SXR Offers $110 Million for Rio Uranium Mill, Deposit

SXR Offers $110 Million for Rio Uranium Mill, Deposit

SXR Uranium One Inc., which is developing South Africa’s largest uranium resource, offered $110 million to buy Rio Tinto Group’s Sweetwater Uranium Mill and Green Mountain deposit in Wyoming.

This “is a significant step toward one of the key strategic goals we set for ourselves as a company in 2005 — acquiring the capacity to mine and process uranium in the U.S.,” Neal Froneman, chief executive of the Toronto-based company, told reporters today in Johannesburg.

Froneman, a former gold miner, wants to gain a foothold in the U.S., which accounts for more a quarter of world uranium demand. The company is already digging one mine in South Africa, plans to develop a second in Australia and is searching for deposits in Canada as it seeks to benefit from a more than sixfold jump in uranium prices over the past six years.

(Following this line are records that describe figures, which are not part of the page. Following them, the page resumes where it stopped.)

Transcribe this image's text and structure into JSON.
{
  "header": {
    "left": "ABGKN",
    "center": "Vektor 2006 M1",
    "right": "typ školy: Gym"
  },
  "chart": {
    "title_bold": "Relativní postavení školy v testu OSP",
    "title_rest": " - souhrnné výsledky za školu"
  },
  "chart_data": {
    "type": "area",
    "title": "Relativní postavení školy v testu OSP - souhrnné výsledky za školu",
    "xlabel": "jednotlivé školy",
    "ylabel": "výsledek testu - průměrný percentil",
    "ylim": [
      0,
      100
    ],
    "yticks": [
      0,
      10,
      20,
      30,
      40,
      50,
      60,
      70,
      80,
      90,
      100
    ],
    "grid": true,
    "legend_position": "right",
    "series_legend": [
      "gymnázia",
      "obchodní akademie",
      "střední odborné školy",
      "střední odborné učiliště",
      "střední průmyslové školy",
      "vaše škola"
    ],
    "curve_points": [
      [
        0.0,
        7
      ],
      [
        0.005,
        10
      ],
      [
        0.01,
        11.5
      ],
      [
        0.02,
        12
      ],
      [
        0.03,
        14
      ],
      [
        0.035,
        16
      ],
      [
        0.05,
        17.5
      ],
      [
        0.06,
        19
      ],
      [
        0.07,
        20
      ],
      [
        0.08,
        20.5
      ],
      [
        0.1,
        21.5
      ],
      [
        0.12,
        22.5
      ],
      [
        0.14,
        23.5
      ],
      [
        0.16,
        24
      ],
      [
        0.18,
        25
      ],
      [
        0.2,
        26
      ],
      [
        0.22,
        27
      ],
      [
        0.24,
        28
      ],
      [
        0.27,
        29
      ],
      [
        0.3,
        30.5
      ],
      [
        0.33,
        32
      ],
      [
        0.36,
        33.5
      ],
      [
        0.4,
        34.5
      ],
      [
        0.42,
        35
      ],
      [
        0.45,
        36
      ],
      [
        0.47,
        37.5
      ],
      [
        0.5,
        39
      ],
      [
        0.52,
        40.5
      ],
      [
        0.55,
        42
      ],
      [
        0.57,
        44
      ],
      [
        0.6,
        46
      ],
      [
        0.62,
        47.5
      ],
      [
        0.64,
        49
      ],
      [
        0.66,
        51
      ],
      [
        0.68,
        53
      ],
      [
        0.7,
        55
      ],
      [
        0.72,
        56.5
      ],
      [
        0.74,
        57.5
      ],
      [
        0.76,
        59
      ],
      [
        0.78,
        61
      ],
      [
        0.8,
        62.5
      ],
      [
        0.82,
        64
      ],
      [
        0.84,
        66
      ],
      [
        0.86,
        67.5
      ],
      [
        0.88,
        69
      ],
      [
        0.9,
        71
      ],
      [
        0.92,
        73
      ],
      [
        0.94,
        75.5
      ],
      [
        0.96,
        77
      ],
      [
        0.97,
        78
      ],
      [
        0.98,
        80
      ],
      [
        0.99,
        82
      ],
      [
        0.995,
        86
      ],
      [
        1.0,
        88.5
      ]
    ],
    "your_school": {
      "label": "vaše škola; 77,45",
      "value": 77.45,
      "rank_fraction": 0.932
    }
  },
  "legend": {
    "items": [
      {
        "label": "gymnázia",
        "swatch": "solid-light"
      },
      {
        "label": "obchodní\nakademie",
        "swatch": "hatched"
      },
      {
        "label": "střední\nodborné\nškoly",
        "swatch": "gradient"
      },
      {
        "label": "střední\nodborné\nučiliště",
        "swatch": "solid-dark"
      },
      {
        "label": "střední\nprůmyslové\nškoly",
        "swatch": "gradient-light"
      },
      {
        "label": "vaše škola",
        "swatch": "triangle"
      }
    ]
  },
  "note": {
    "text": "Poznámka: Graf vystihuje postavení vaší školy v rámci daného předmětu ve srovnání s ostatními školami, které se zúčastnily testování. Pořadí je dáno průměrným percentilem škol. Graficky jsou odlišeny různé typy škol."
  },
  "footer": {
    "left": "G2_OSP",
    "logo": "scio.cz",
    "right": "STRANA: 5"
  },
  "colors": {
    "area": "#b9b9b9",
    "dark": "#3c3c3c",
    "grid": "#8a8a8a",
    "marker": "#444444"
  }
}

Power plants use most of the 175 million pounds of the metal consumed each year, while mines produce 105 million pounds. That supply deficit will widen as new reactors are developed in Russia, India and China.

SXR said it expects six to 10 new nuclear reactors to be built in U.S.

Uranium traded at $46 a pound today, according to Metal Bulletin. It averaged $27.94 a pound last year, $18.06 in 2004 and traded as low as $6.95 in November, 2000.

SXR expects the mothballed Sweetwater mill, which has a license until 2014, to produce uranium by 2009. Rio’s U.S. uranium deposits contain 200,000 metric tons of the metal, the company added.

“There’s nowhere else in the world where you find assets like these in America,” Froneman said in an interview.

SXR, which was one of 10 bidders, was advised by BMO Nesbitt Burns. The transaction is subject to due diligence investigations that may take as long as six months, SXR said.